Não é fácil, Senhor, a vida que nos deste.
Se há momentos serenos como lagos
inundados de sol,
também há a seiva escura,
infindável e escura, de muitas horas
que cansam e fazem doer a alma.
Há longas esperanças que, depois
de levarem o melhor dos nossos sonhos,
desabam de repente.
Há o fracasso, o desânimo
e a insegurança de tudo quanto nos vem às mãos.
Não é fácil, Senhor, a vida que nos deste.

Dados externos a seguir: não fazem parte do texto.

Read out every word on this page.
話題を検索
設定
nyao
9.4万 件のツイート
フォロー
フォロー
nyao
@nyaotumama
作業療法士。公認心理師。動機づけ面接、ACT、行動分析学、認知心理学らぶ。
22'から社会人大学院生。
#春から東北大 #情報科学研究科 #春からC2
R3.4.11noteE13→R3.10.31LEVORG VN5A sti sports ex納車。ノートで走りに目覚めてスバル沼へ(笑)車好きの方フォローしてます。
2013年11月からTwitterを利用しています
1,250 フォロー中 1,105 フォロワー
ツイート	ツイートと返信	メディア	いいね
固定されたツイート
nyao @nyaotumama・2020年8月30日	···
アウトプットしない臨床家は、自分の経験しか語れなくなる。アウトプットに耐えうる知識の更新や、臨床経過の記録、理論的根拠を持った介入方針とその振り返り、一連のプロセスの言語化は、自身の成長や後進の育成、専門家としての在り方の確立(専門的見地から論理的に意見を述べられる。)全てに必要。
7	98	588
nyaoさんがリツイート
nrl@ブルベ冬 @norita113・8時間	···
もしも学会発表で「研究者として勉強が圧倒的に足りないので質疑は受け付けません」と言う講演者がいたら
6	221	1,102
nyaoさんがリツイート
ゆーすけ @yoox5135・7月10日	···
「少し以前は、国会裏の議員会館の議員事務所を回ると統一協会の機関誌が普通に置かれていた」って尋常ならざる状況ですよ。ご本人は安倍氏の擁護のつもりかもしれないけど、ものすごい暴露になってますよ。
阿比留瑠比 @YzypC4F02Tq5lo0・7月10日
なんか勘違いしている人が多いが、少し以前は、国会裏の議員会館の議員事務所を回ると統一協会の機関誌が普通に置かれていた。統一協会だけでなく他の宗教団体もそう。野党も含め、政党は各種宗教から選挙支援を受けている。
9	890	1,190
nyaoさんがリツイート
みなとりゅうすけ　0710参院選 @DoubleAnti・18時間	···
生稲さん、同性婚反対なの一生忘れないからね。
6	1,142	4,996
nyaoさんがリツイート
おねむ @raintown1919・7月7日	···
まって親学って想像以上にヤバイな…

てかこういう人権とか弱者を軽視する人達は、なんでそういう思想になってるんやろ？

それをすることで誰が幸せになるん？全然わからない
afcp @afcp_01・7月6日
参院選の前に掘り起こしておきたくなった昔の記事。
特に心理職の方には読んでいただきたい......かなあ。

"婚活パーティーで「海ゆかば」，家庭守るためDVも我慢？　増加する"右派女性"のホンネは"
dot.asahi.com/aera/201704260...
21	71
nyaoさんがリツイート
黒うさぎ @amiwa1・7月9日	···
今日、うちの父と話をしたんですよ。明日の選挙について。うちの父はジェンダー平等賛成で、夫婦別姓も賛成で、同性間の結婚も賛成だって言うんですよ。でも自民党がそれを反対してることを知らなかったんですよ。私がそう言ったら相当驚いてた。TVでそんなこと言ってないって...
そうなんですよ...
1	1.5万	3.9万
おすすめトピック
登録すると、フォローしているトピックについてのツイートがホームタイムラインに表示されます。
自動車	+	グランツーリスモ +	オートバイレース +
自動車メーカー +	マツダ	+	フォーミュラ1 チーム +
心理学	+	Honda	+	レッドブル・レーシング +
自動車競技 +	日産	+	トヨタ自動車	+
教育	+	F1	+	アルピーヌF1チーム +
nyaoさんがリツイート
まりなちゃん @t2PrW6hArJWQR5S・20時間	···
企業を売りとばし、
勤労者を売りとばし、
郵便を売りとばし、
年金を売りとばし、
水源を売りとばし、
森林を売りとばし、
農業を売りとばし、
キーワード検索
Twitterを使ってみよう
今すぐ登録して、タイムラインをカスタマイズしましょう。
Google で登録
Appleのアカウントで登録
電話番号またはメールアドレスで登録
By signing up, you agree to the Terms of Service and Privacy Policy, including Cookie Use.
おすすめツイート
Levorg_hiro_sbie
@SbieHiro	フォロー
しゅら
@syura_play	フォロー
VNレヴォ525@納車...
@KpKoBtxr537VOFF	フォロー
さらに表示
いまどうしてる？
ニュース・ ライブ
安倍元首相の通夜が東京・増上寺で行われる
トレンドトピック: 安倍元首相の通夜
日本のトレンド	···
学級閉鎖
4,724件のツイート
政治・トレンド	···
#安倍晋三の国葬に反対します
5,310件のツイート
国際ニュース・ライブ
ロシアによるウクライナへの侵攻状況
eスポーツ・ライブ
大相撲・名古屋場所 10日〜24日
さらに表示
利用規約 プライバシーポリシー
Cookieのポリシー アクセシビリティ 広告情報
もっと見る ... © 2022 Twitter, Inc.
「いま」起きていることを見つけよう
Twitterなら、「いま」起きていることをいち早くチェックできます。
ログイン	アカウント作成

Luta-se muito, temos de lutar,
todos os dias, por qualquer coisa,
qualquer coisa que acaba por nos fugir,
como se a vida se reduzisse
a um puro jogo das escondidas,
como se nos criasses apenas
para te servirmos de passatempo.
Não é fácil, Senhor, a vida que nos deste.
Por isso, muitos corações
se vão assemelhando a pequenos pântanos
onde se desenvolve o limo da melancolia
ou a serpente do desespero.
Por isso as árvores do sonho
mal conseguem dar frutos
e os poucos frutos
deixam nos lábios um sabor a fel…
Não é fácil, Senhor, a vida que nos deste.
António Cabral [1931-2007] foi um poeta, ficcionista, cronista, ensaísta, dramaturgo, etnógrafo e divulgador da cultura popular portuguesa.